Improving the Precision of Line-by-Line Radial Velocities: A Data-Driven Iterative Algorithm for Spectral Line Selection

Abstract

Independent analysis of individual spectral lines, or line-by-line (LBL) analyses, can improve upon standard cross-correlation function (CCF) methods for measuring radial velocities (RVs) because they preserve critical information about individual line shape changes that can be caused by stellar activity. In this work, we measure LBL RVs of 3,830 spectral lines across 383 days of NEID solar observations. Our LBL approach achieves an RV RMS of 2.012~m\,s-1, which is slightly lower than the 2.129~m\,s-1 achieved by a CCF approach using a shared line list. Then, we describe and benchmark several methods for selecting line lists based on line properties such as depth and intrinsic RV scatter. We find that these subsets have a lower RV RMS compared to either the full line list or random subsets of equal size. Motivated by these results, we present FLARES (Filtering Lines for Accurate Radial-velocity Exoplanet Search), an iterative line-selection algorithm.
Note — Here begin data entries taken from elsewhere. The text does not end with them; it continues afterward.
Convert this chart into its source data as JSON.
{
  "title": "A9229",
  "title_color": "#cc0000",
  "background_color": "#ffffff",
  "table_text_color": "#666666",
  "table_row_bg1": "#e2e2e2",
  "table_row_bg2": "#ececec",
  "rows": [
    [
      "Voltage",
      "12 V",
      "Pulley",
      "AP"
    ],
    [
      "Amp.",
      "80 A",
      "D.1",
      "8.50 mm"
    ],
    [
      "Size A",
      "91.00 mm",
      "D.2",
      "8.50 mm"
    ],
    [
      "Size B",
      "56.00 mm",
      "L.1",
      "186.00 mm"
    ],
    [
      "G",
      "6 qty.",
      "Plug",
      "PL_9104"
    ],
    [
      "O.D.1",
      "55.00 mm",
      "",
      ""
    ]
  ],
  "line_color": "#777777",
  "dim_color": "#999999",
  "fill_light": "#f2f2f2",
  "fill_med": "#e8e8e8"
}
FLARES selects candidate spectral lines with extreme values of multiple line metrics and properties such as depth, signal-to-noise ratio, and detector position, and preferentially rejects lines whose removal produces the largest decrease in the weighted RV scatter. FLARES achieves an RV RMS of 1.122~m\,s-1 using just 24 lines and performs better than the benchmark methods. We perform Monte Carlo simulations and show FLARES is robust and reproducible. Comparisons to alternative line lists chosen to have properties similar to the best FLARES-selected lines demonstrate that FLARES is successfully identifying line properties that lead to effective line lists for future extreme-precision RV measurements.